George P. Daston, PhD, has been employed at Procter & Gamble Company since 1985, where he is Victor Mills Society Research Fellow. Dr. Daston has spent his entire career in research to understand the effects of exogenous chemicals on biological systems, especially the developing embryo, fetus and child. His research interests include teratogenic mechanisms, in vitro methodologies, and risk assessment. He has published over 100 peer-reviewed articles, reviews and book chapters, and has edited three books. Dr. Daston’s professional activities include serving as Councilor of the Society of Toxicology (2001-03); President (1999-2000) of the Teratology Society; member of the National Academy of Sciences Board on Environmental Studies and Toxicology (1995-98); member of the EPA Board of Scientific Counselors (2002-08); member of the U.S. National Toxicology Program Board of Scientific Counselors (2003-06, Chair in 2006); member of the National Children’s Study Advisory Committee (2003-06); and member of EPA’s Endocrine Disrupter Screening and Testing Advisory Committee (EDSTAC).
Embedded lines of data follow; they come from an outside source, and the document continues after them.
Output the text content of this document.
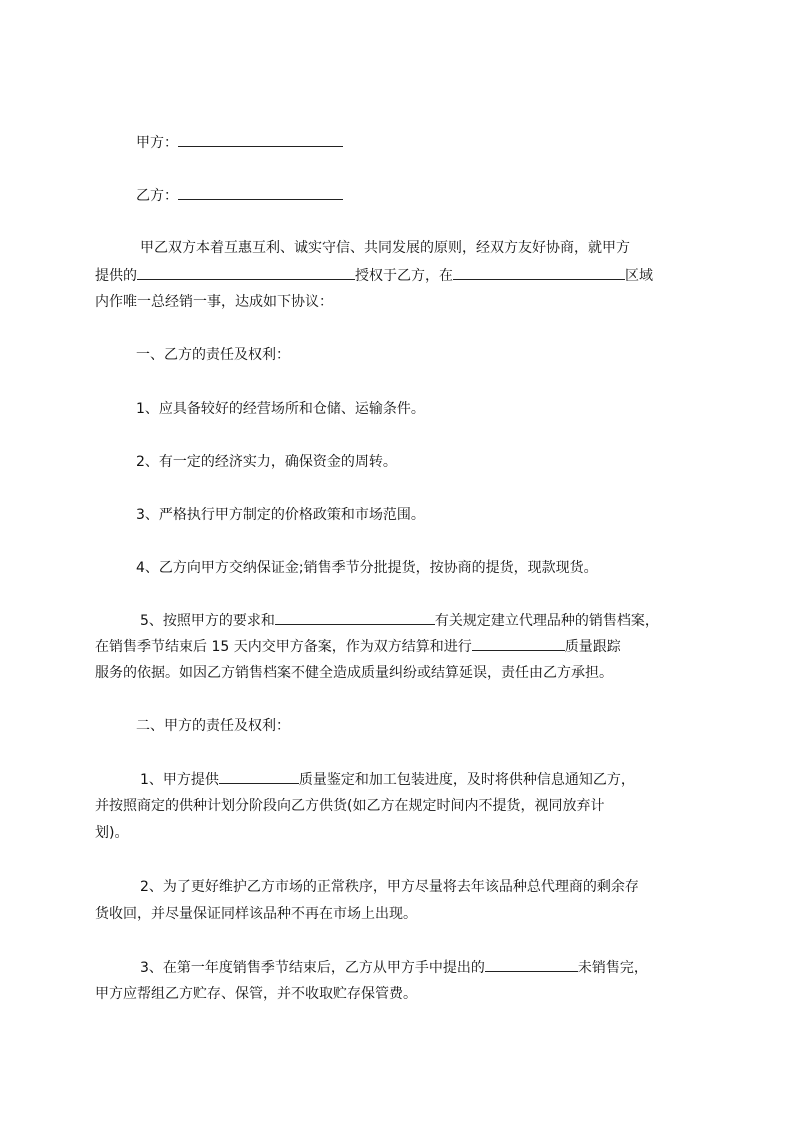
甲方：
乙方：
甲乙双方本着互惠互利、诚实守信、共同发展的原则，经双方友好协商，就甲方
提供的	授权于乙方，在	区域
内作唯一总经销一事，达成如下协议：
一、乙方的责任及权利：
1、应具备较好的经营场所和仓储、运输条件。
2、有一定的经济实力，确保资金的周转。
3、严格执行甲方制定的价格政策和市场范围。
4、乙方向甲方交纳保证金;销售季节分批提货，按协商的提货，现款现货。
5、按照甲方的要求和	有关规定建立代理品种的销售档案，
在销售季节结束后 15 天内交甲方备案，作为双方结算和进行	质量跟踪
服务的依据。如因乙方销售档案不健全造成质量纠纷或结算延误，责任由乙方承担。
二、甲方的责任及权利：
1、甲方提供	质量鉴定和加工包装进度，及时将供种信息通知乙方，
并按照商定的供种计划分阶段向乙方供货(如乙方在规定时间内不提货，视同放弃计
划)。
2、为了更好维护乙方市场的正常秩序，甲方尽量将去年该品种总代理商的剩余存
货收回，并尽量保证同样该品种不再在市场上出现。
3、在第一年度销售季节结束后，乙方从甲方手中提出的	未销售完，
甲方应帮组乙方贮存、保管，并不收取贮存保管费。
He has served on several NRC committees, including the Committee on Developmental Toxicology, Committee on Research Opportunities and Priorities for EPA, and the Subcommittee on Arsenic in Drinking Water. Dr. Daston has served on the organizing committees for numerous government and private sector-organized workshops on reproductive toxicity, risk assessment, and non-animal alternatives. He chaired NIEHS/ICCVAM working groups evaluating the state of validation of the Frog Embryo Teratogenesis Assay – Xenopus (FETAX) assay for teratogen screening and receptor binding and transcriptional activation assays for estrogens and androgens. Dr. Daston is Editor-in-Chief of Birth Defects Research: Developmental and Reproductive Toxicology. Dr. Daston is an Adjunct Professor in the Department of Pediatrics and Developmental Biology Program at the University of Cincinnati and Children’s Hospital Research Foundation. Dr. Daston received his Ph.D. from the University of Miami and post-doctoral training at the U.S. EPA’s laboratories in Research Triangle Park, North Carolina.
Richard A. Denison, PhD, is a lead senior scientist at the Environmental Defense Fund. Dr. Denison has 30 years of experience in the environmental arena, specializing in chemicals policy and hazard, exposure, and risk assessment and management for industrial chemicals and nanomaterials. Dr. Denison is a member of the National Academy of Sciences’ Standing Committee on Emerging Science for Environmental Health Decisions. Until recently, he was on the NAS Board on Environmental Studies and Toxicology and served on the Green Ribbon Science Panel for California’s Green Chemistry Initiative. Dr. Denison has testified before various Congressional committees on the need for fundamental reform of US policy toward industrial chemicals and on nanomaterial safety research needs. He served as a member of the National Academy of Sciences’ Committee to Develop a Research Strategy for Environmental, Health and Safety Aspects of Engineered Nanomaterials. Previously, Dr. Denison was an analyst and assistant project director in the Oceans and Environment Program, Office of Technology Assessment, United States Congress. Dr. Denison received his Ph.D. in Molecular Biophysics and Biochemistry from Yale University.
Carolyn Mattingly, PhD, received a BA in Art History from Oberlin College. Following her liberal arts education, she attended Tulane University and received a PhD in molecular toxicology. As a graduate student, she investigated the effects of the ubiquitous environmental contaminant, 2,3,7,8-tetrachlorodibenzo-p-dioxin (TCDD), on vertebrate development using zebrafish as model organism. She then pursued postdoctoral training at the Weill Medical College of Cornell University where she investigated the effects of retinoids on differentiation in prostate epithelial cells and mechanisms by which environmental chemicals, including AHR ligands, interfered with retinoid signaling. Since 2001, she has been an Investigator and Director of Bioinformatics at the Mount Desert Island Biological Laboratory (MDIBL) in Salisbury Cove, Maine. At MDIBL, Dr. Mattingly is involved in several collaborative research programs. First, she directs development of the publicly available Comparative Toxicogenomics Database (CTD), which aims to enhance understanding about the etiologies of environmentally influenced diseases. She also conducts a laboratory research program in which she is investigating the effects of low-level exposure to arsenic or TCDD on vertebrate development using zebrafish. Recent studies uncovered novel targets of these chemicals that make significant contributions to understanding the basis of consequent phenotypes.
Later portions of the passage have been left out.